Most people who approach the forex market as traders want to be a success in terms of making money from the endeavor. This tends to be the primary motivating factor behind people’s decision to become forex traders.
It can really help motivate traders to get clear about the goals that they wish to achieve from their forex trading efforts as they approach the market.
Studies show that one of the most important determinants of success in forex trading involves the mindset of the trader. Therefore, cultivating the optimal trading mindset for long-term profitability is a key element in developing your skills as a forex trader.
Furthermore, trading essentially reflects a person’s overall personality and trading psychology. The way that they trade and what they get out of the trading experience ultimately tends to reflect what they were looking for trading to provide in the first place. In this article we will talk about trading forex confidently and with the right mindset to succeed with your trading.
Traders Can Benefit From a Higher Level of Self Confidence
One thing that many successful traders seem to have in common is a strong sense of self confidence that cannot be readily shaken even if they make a few losing trades.
Furthermore, having a high degree of confidence in their abilities to adapt to new situations allows them to be more flexible as traders, which can be a very useful trait when dealing in the often changing forex market.
Traders with a higher degree of self confidence also tend to be more adventurous since they are willing to make mistakes so that they can learn from them and turn the initial loss into future profits.
Such traders can not only often discover new ways to make money from the market, but they are willing to take the risks necessary to do so.
On the other hand, having low self esteem and a lack of confidence in your abilities as a forex trader can impede successful risk taking. A low degree of confidence can ultimately lead a trader to affirm this mindset by losing money.
Higher Confidence Levels Often Mean Higher Profitability
A trader’s confident and disciplined mindset is perhaps the most significant determinant of their success as traders, and accounts for as much as 80% of their success potential, according to some professional estimates.
As famous trader and Market Wizard Ed Seykota once wryly observed:
“Win or lose, everybody gets what they want out of the market. Some people seem to like to lose, so they win by losing money.”
Accordingly, it can really pay to keep your confidence level up when trading and to keep your goals firmly focused on increasing your net profitability while managing your risk appropriately and improving your lifestyle at the same time.
Avoid Taking Losses Personally
No matter how good a trader you are, the fact remains that sometimes your forex trades will win and sometimes they will lose.
As a result, it can really help a trader to avoid taking their trading losses personally or reacting emotionally to them, since doing so can be very tiring and hence counterproductive to their trading success and enjoyment over the long run.
After all, losing money when trading forex is not a personal insult, you were just wrong on the market. Losses happen to every trader – even the most successful ones – so the trick is to keep your trading losses smaller than the profits you make on your winning trades.

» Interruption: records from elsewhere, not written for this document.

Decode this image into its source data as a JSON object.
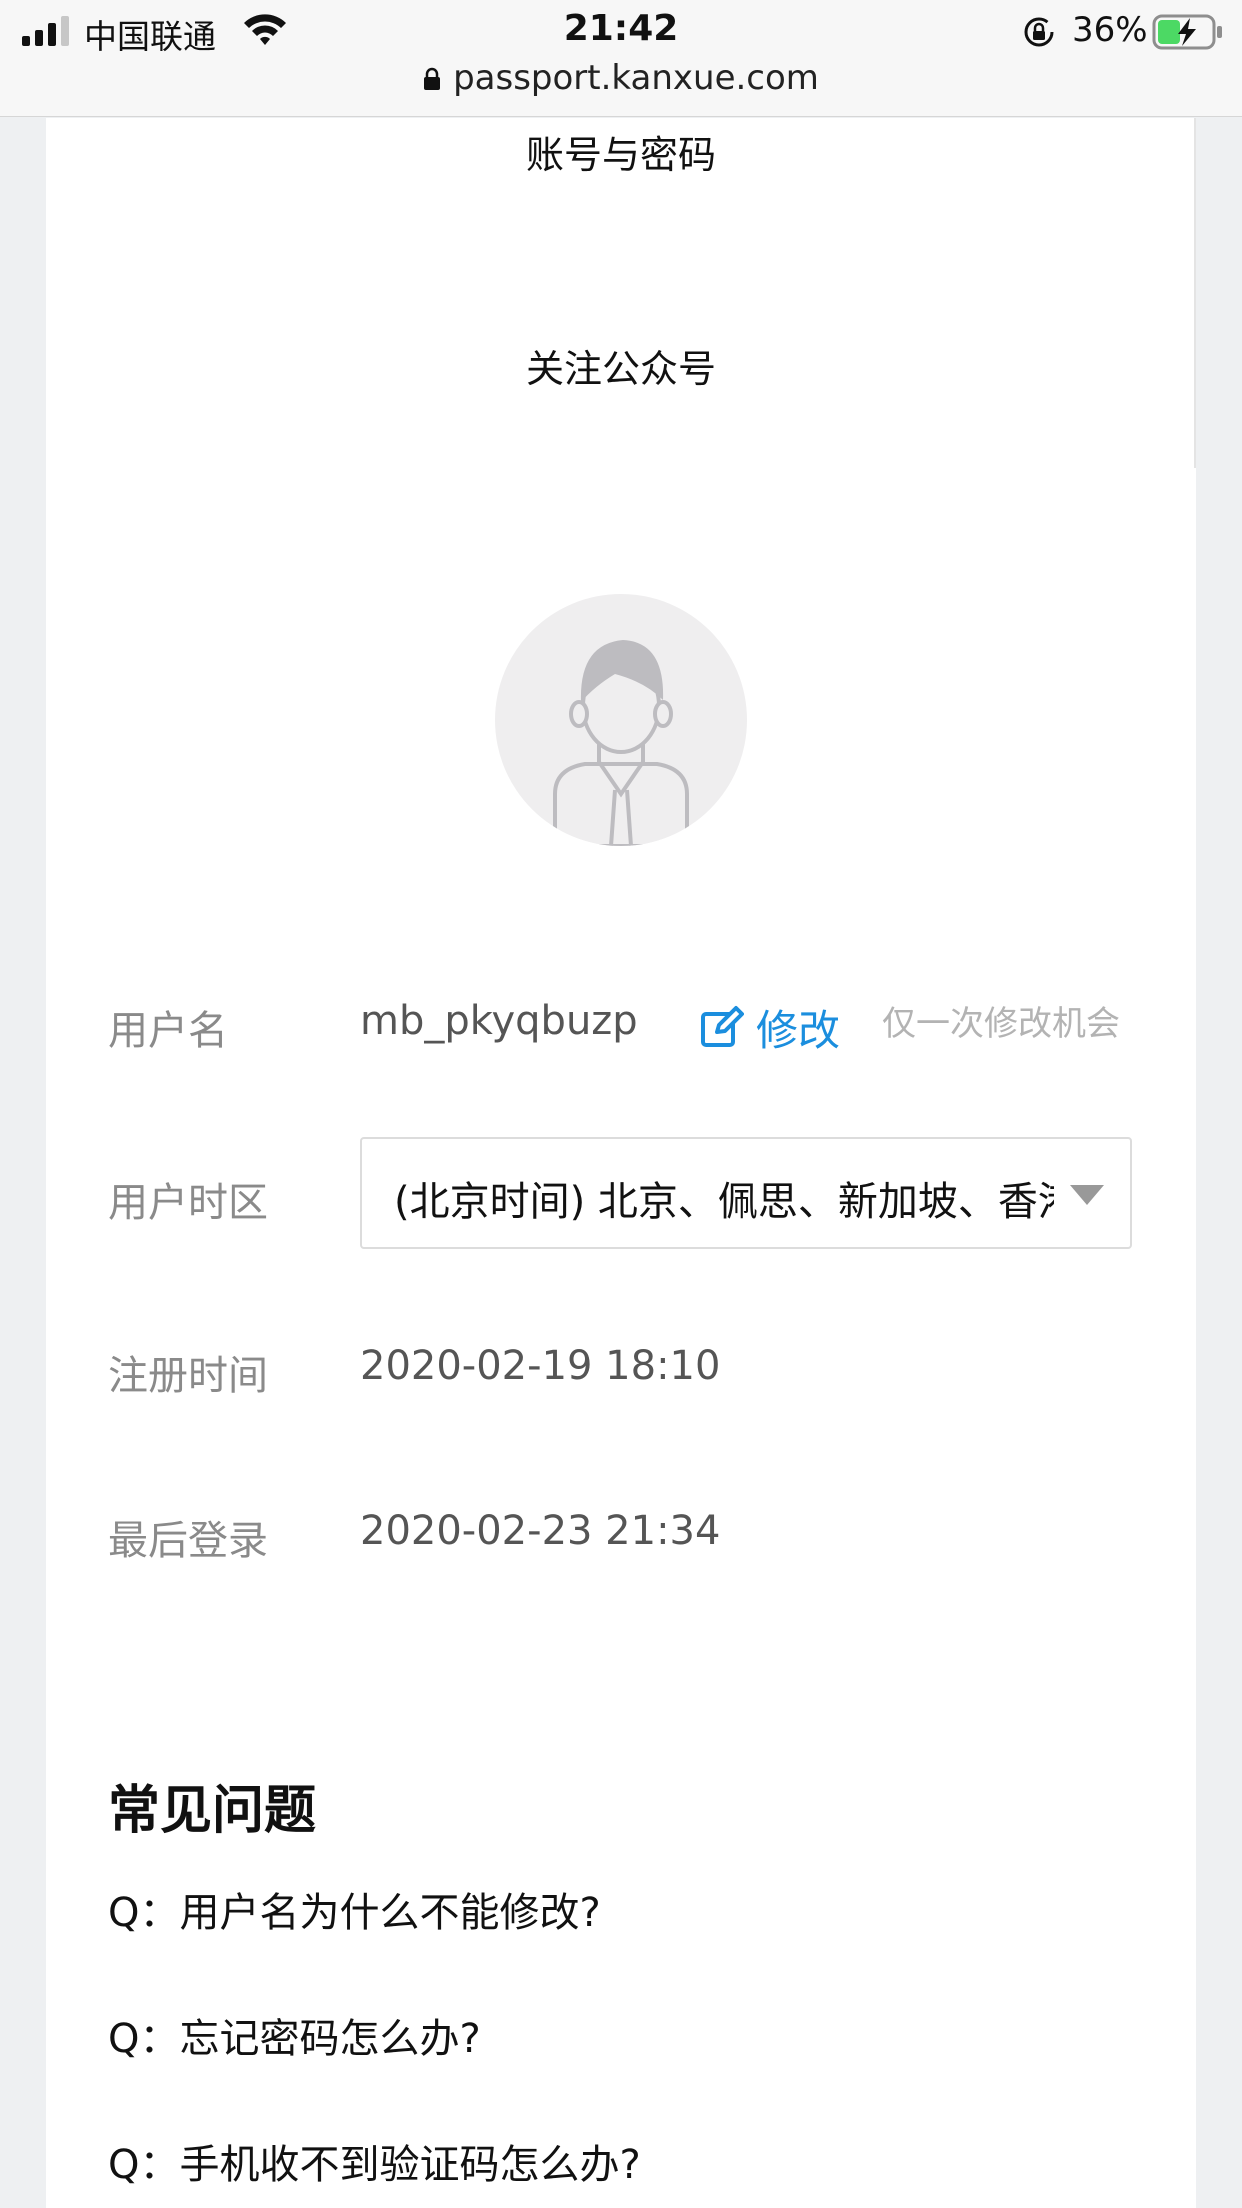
{
  "status_bar": {
    "carrier": "中国联通",
    "time": "21:42",
    "battery": "36%",
    "url": "passport.kanxue.com"
  },
  "menu": {
    "account_password": "账号与密码",
    "follow_wechat": "关注公众号"
  },
  "profile": {
    "username_label": "用户名",
    "username_value": "mb_pkyqbuzp",
    "edit_label": "修改",
    "edit_note": "仅一次修改机会",
    "timezone_label": "用户时区",
    "timezone_value": "(北京时间) 北京、佩思、新加坡、香港",
    "register_label": "注册时间",
    "register_value": "2020-02-19 18:10",
    "last_login_label": "最后登录",
    "last_login_value": "2020-02-23 21:34"
  },
  "faq": {
    "title": "常见问题",
    "questions": [
      "Q：用户名为什么不能修改?",
      "Q：忘记密码怎么办?",
      "Q：手机收不到验证码怎么办?"
    ]
  },
  "colors": {
    "accent": "#1b8ede",
    "battery_charge": "#4cd964"
  }
}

Basically, the key to successful forex trading is not to avoid taking losses, but instead to keep to and refine your trading plan while at the same time maintaining the confidence necessary to step back into the market to make another trade.
Watch Trading Risks Carefully
Interestingly, having a good trading plan only comprises one part of the overall trading game and optimal trading mindset. Another key element involves knowing what to do when the going gets tough. This aspect of trading will eventually distinguish a successful trader from the other high percentage of unsuccessful forex market participants.

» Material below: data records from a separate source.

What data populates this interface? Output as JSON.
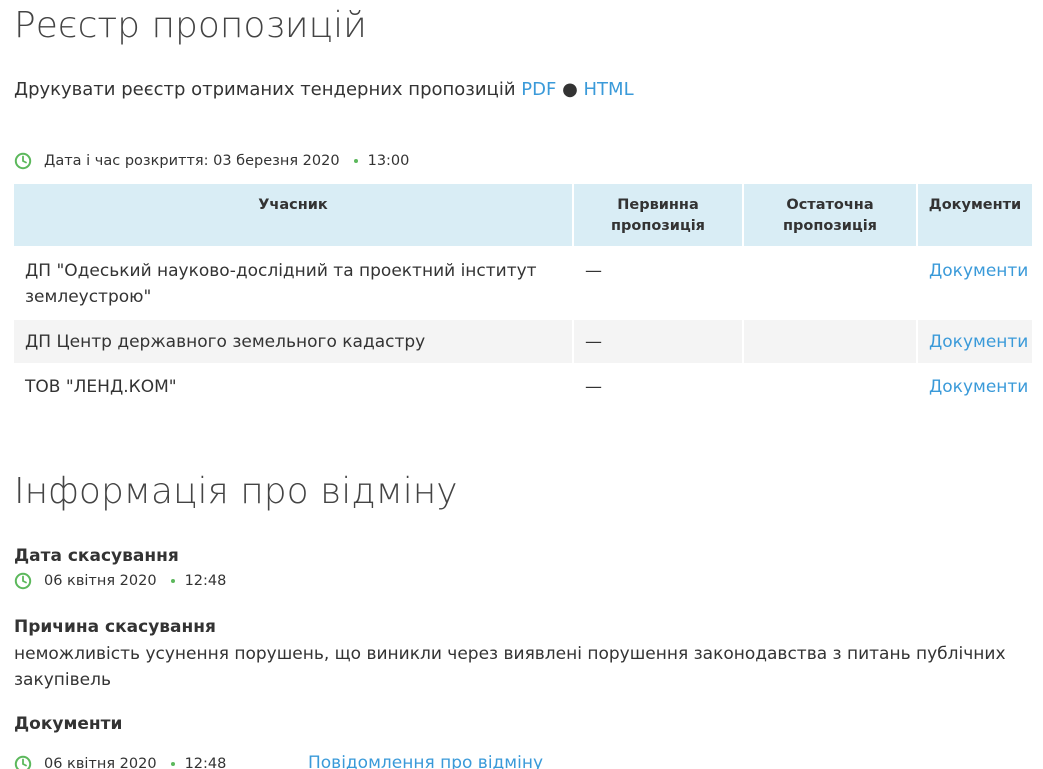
{
  "registry": {
    "title": "Реєстр пропозицій",
    "print_text": "Друкувати реєстр отриманих тендерних пропозицій",
    "pdf_link": "PDF",
    "separator": "●",
    "html_link": "HTML",
    "opening_label": "Дата і час розкриття: 03 березня 2020",
    "opening_time": "13:00",
    "table": {
      "headers": [
        "Учасник",
        "Первинна пропозиція",
        "Остаточна пропозиція",
        "Документи"
      ],
      "rows": [
        {
          "participant": "ДП \"Одеський науково-дослідний та проектний інститут землеустрою\"",
          "initial": "—",
          "final": "",
          "docs": "Документи"
        },
        {
          "participant": "ДП Центр державного земельного кадастру",
          "initial": "—",
          "final": "",
          "docs": "Документи"
        },
        {
          "participant": "ТОВ \"ЛЕНД.КОМ\"",
          "initial": "—",
          "final": "",
          "docs": "Документи"
        }
      ]
    }
  },
  "cancellation": {
    "title": "Інформація про відміну",
    "date_label": "Дата скасування",
    "date": "06 квітня 2020",
    "time": "12:48",
    "reason_label": "Причина скасування",
    "reason": "неможливість усунення порушень, що виникли через виявлені порушення законодавства з питань публічних закупівель",
    "documents_label": "Документи",
    "doc_date": "06 квітня 2020",
    "doc_time": "12:48",
    "doc_link": "Повідомлення про відміну"
  },
  "colors": {
    "link": "#3a9ad9",
    "header_bg": "#d9edf5",
    "stripe_bg": "#f4f4f4",
    "clock_icon": "#5cb85c"
  },
  "icons": {
    "clock": "clock-icon"
  }
}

Generally, forex traders will risk between 1% and 5% of their trading account’s value on any given trade. Also, by always risking the same percentage, the trader’s trade size will tend to grow along with the equity in their account.

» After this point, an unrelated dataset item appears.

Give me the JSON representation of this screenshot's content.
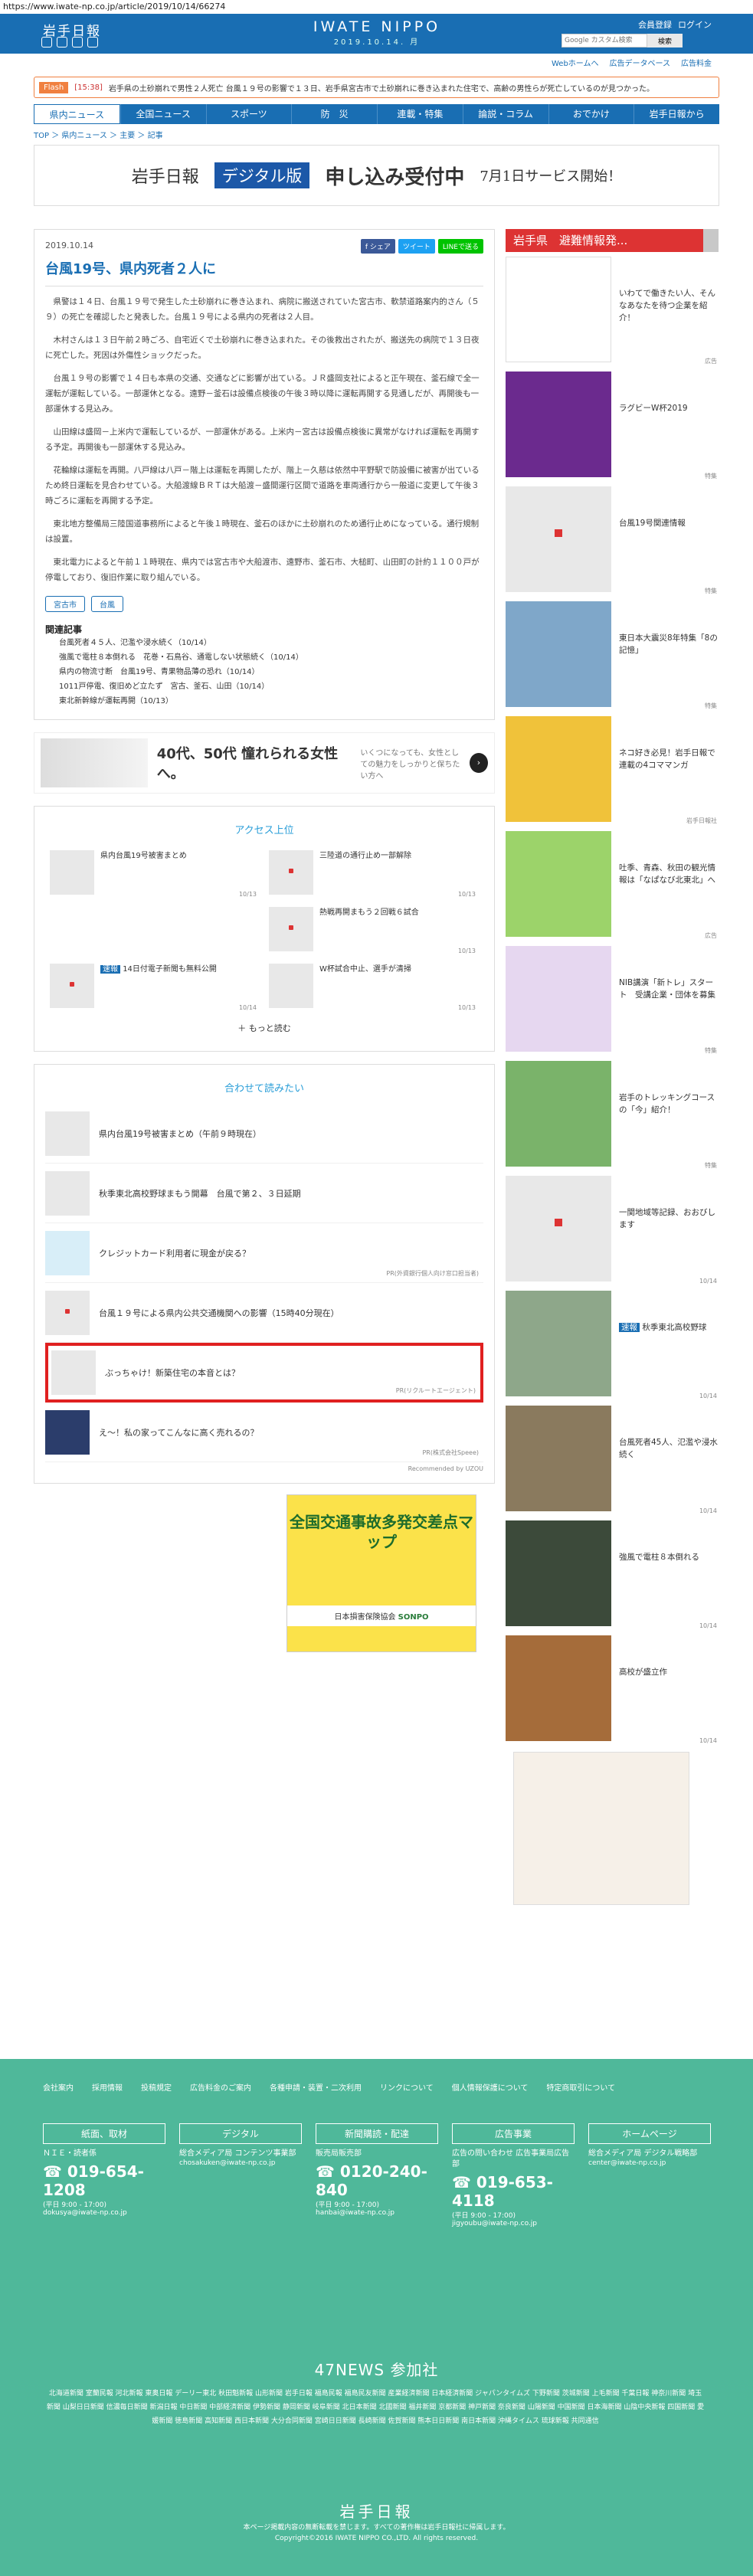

In order to effectively trade with stops, the trader would do well to examine technical indicators and other trading signals and to place stop-loss orders accordingly, thereby maintaining a more objective mindset when trading.
The Importance of Money Management
Because of the volatility often seen in the forex market, a trader without a sound money management component to their trading plan could be likened to a skydiver without a parachute. In the event of a string of losing trades, the trader’s account balance will drop much like the ill-fated skydiver without the benefit of a parachute to break the fall.
A large percentage of people that begin trading in the forex market fail mainly because of lack of discipline and poor money management. Without knowing how to deal with losing trades, many novice traders start “chasing money out the door” by committing a range of typical money management mistakes. Eventually they can end up losing a lot of money, perhaps even their whole trading account.
Managing Your Trades Wisely
Furthermore, since trading inevitably involves making both profitable and unprofitable trades, knowing how to manage the unprofitable trades suitably tends to matter more. When trading profitably, the money tends to take care of itself, but when a trader encounters a series of losing trades, their mindset needs to include having an objective exit strategy. Also, knowing when not to trade could easily save their account from ruin.
Basically, good money management is not only essential for forex traders to learn and practice in order to develop a successful forex trading mindset, but it can benefit just about any business endeavor. In fact, even people that do not trade at all can often profit considerably from learning how to manage their money better.